I had a sense that something was different. I closed my eyes and concentrated on my breath until I could hear it above the Christmas favorites playing in my headphones. I wanted the season in my body and soul. I wanted a miracle.
Sirens interrupted my breathing exercise. Lights—not the holiday kind, but the red and blue ones that signal distress—amplified the wail of emergency: a crisis across the lake. I sat alone in the concrete bleachers, tracking the firetruck, aid car, cruisers, and ambulance. I switched off my music and heard the whisper of winter in the pines. The din settled in the same spot where, two years ago, I attempted suicide during a major psychotic break.
From my vantage point in the treetop bleachers, four stories up, same pattern of lights. Same action through the mist. First Responders moving into formation, police in pairs on either side of the bench. It wasn’t a flashback. It wasn’t a dream. It was a gift from my disordered mind: a Möbius strip reminder of contextual continuity. The tail of one story and the birth of another.
My mind had gone so dark that the only resource I believed I had left was to stop the pain by stopping my life. Against all instincts, one last desperate move—I called my best friend.
He knew my symptoms: the empty replies, reduced body language, social withdrawal, isolation. He’d seen me unwashed and zombied-out from zero sleep and lack of food. We’d been to the ER for anxiety attacks based on delusions of reference and paranoia. When my behavior disrupted our friendship, he took it in stride, but he’d never seen this. Schizophrenia was winning. With a handful of trusted friends and professionals, he fought to bring me back.
In that moment I was afraid to trust anyone. Yet there I was, phone in hand, as if my plan to die had lost its allure, which it hadn’t. Psychosis had planted its flag in the heart of my mind. My friend hadn’t met this version of me; he knew another, a variation where I loved life despite the daily echoes of trauma, self-stigma, and fear.
As sirens signaled the response team’s approach, I panicked and cried that I wanted to die, that people in the park had been replaced by robots. The commanding officer spoke with intent. They wouldn’t allow me to kill myself. Though I posed no threat, I had a suicidal plan and was trapped in the delusion that I must terminate a robot masquerading as a friend.
Restraints would follow, as would anti-psychotics. I never knew why I agreed to their terms, until I sensed that someone was watching over me. The last thing I remember doing before they strapped me to that gurney was to look across the lake. I saw an angel in the pines, as high as the bleachers, four stories up in the winter mist.

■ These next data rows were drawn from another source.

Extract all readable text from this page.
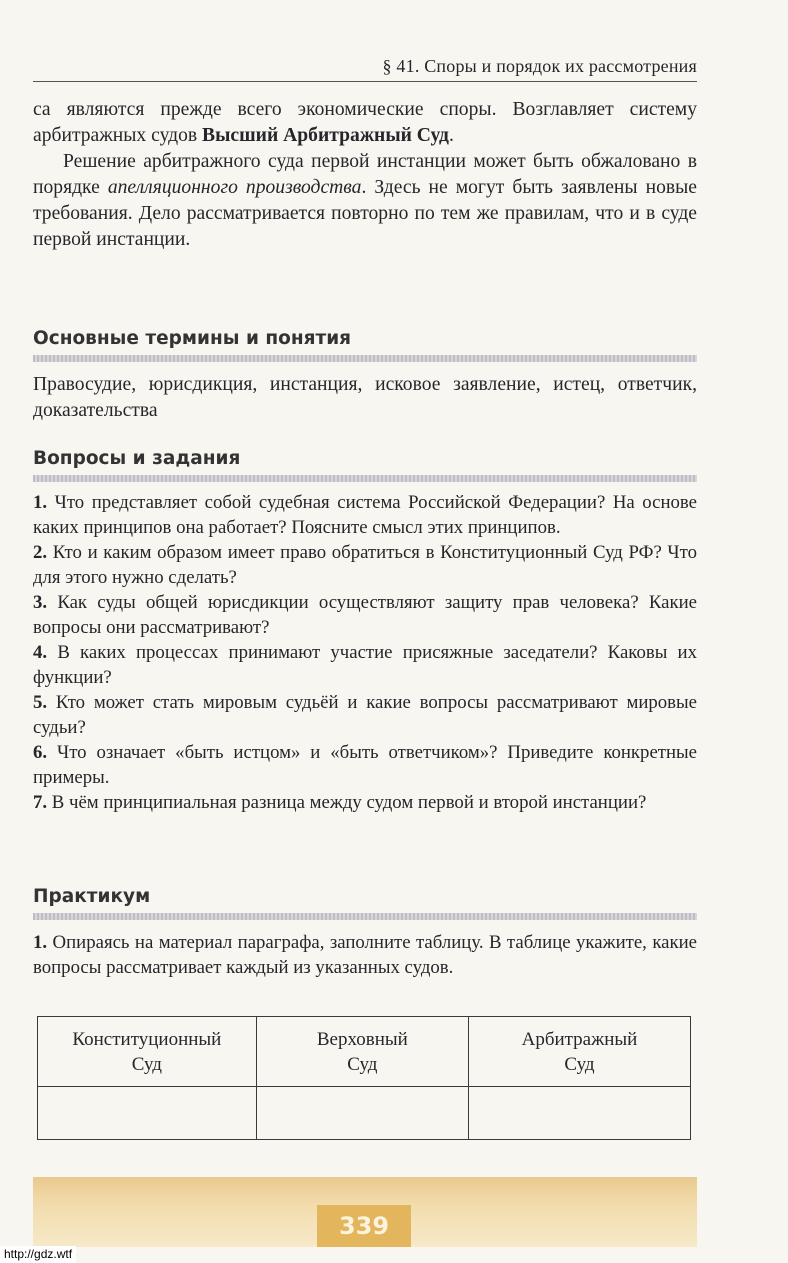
§ 41. Споры и порядок их рассмотрения

са являются прежде всего экономические споры. Возглавляет систему арбитражных судов Высший Арбитражный Суд.

Решение арбитражного суда первой инстанции может быть обжаловано в порядке апелляционного производства. Здесь не могут быть заявлены новые требования. Дело рассматривается повторно по тем же правилам, что и в суде первой инстанции.

Основные термины и понятия
Правосудие, юрисдикция, инстанция, исковое заявление, истец, ответчик, доказательства
Вопросы и задания

1. Что представляет собой судебная система Российской Федерации? На основе каких принципов она работает? Поясните смысл этих принципов.

2. Кто и каким образом имеет право обратиться в Конституционный Суд РФ? Что для этого нужно сделать?

3. Как суды общей юрисдикции осуществляют защиту прав человека? Какие вопросы они рассматривают?

4. В каких процессах принимают участие присяжные заседатели? Каковы их функции?

5. Кто может стать мировым судьёй и какие вопросы рассматривают мировые судьи?

6. Что означает «быть истцом» и «быть ответчиком»? Приведите конкретные примеры.

7. В чём принципиальная разница между судом первой и второй инстанции?

Практикум

1. Опираясь на материал параграфа, заполните таблицу. В таблице укажите, какие вопросы рассматривает каждый из указанных судов.

Конституционный
Суд	Верховный
Суд	Арбитражный
Суд

339
http://gdz.wtf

I had a sense that something was different. I concentrated on my breath until I heard it above the medics. I watched the angel as my body left my soul. I sat in the bleachers watching the person belted to the stretcher watching me.
This was no longer a matter of perspective—it was a pivotal point. I was both on the bench and in the bleachers, looking to myself, safeguarding me. Time had passed and stayed. Days had gone, but not. The angel at the top of tree was me.
For now, and for as long as I can hold on to it, I am willing to believe that a brighter future is possible.
I’m learning to take care of myself. I’m taking chances and making new friends. Some of them have offered to be on my phone list, to be there for me when things go sideways. Not as a replacement for my treatment plan, but as a necessary addition to it, helping me to accomplish what I can’t do alone. I authorize their working in conjunction with my therapist. They share information because they’re a team. Friends helping friends, breaking down barriers surrounding mental illness because one of their own is in need. A present that big won’t fit under the tree.
There’s always more work to be done, more stories to share and mysteries to solve. I’m not willing to lose this weird, wonderful world to my genetic encoding and environmental influences. One brain in one-hundred works like this. That’s nothing to be ashamed of. To the contrary—wouldn’t those odds be considered unique? Not “better than”, “worse than”, or “snowflake unique”, just different in a way that deserves to be acknowledged.
Something is different today. I’m becoming someone I want to know better. And that’s a miracle.